Protein & other colloidal gels

Functional efficacy, manufacturability, and shelf stability are critical characteristics of therapeutic protein solutions that are notoriously difficult to simultaneously achieve. Independent engineering of each characteristic can lead to biologically effective but undeliverable materials. To tackle this challenge, we combine multi-scale modeling and, with the Helgeson Lab at UCSB, intensified experiment workflow. We bridge sequence-level protein detail into large, efficient colloidal models of globular proteins and their interactions. This pipeline predicts suspension stability and viscoelastic properties to accelerate protein formulations and changing manufacturing and delivery conditions without compromising efficacy.

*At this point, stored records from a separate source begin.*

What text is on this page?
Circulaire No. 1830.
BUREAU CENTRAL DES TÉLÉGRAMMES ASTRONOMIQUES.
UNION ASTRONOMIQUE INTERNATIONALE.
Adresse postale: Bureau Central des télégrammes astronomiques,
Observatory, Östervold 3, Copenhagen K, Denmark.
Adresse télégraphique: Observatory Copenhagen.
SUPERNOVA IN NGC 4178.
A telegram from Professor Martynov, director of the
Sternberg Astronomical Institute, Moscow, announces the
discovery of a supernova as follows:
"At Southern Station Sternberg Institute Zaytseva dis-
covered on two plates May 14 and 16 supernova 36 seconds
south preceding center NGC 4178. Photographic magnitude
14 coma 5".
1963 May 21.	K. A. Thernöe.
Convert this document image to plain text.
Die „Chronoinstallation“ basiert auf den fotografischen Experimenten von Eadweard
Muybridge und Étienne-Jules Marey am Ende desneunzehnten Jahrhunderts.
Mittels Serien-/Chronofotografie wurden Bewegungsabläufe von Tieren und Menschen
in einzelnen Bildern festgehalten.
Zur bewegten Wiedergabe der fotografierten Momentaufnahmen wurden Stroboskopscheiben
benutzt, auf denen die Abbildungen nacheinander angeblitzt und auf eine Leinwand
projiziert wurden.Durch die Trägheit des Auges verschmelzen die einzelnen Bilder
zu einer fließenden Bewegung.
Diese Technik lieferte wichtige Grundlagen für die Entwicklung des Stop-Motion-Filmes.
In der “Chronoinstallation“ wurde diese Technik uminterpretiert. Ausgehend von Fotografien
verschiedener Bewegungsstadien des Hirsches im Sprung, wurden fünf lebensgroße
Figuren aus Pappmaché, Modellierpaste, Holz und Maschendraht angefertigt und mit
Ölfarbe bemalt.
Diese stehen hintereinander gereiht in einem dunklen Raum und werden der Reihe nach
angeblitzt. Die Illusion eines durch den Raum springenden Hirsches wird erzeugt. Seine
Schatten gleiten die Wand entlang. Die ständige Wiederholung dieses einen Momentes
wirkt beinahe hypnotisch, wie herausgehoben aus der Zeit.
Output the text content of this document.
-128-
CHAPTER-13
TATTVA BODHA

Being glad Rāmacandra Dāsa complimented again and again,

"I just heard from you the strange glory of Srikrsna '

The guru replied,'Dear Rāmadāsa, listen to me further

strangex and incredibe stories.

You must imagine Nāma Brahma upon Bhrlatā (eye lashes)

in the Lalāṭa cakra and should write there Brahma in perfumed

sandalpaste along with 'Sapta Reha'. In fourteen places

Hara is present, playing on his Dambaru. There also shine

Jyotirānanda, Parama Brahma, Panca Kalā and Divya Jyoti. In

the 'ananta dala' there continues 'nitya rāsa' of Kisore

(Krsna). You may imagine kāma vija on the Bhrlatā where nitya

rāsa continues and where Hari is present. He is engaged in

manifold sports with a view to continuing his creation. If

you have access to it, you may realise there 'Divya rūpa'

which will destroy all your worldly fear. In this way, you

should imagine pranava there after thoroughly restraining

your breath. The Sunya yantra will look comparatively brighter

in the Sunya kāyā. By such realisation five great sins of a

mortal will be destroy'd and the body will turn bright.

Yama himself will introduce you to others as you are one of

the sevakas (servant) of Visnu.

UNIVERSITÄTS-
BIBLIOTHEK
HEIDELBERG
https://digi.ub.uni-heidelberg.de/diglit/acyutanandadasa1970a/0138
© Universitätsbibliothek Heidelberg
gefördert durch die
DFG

Colloidal crystals, glasses, and phase (mis)behavior
Colloidal dispersions undergo phase separation upon changing volume fraction, size composition, and interparticle forces, producing extensively reported phase envelopes. Our lab tackles challenging open questions in this area, typically focusing on phase “misbehavior”: Why colloidal gels suddenly collapse; whether colloidal glasses are truly kinetically arrested; and most recently, why dynamic simulations built to replicate monodisperse hard-sphere theory fail to produce spontaneously emerging, explicit coexistence of liquid and crystal domains, despite nearly a century of theoretical prediction and experimental confirmation.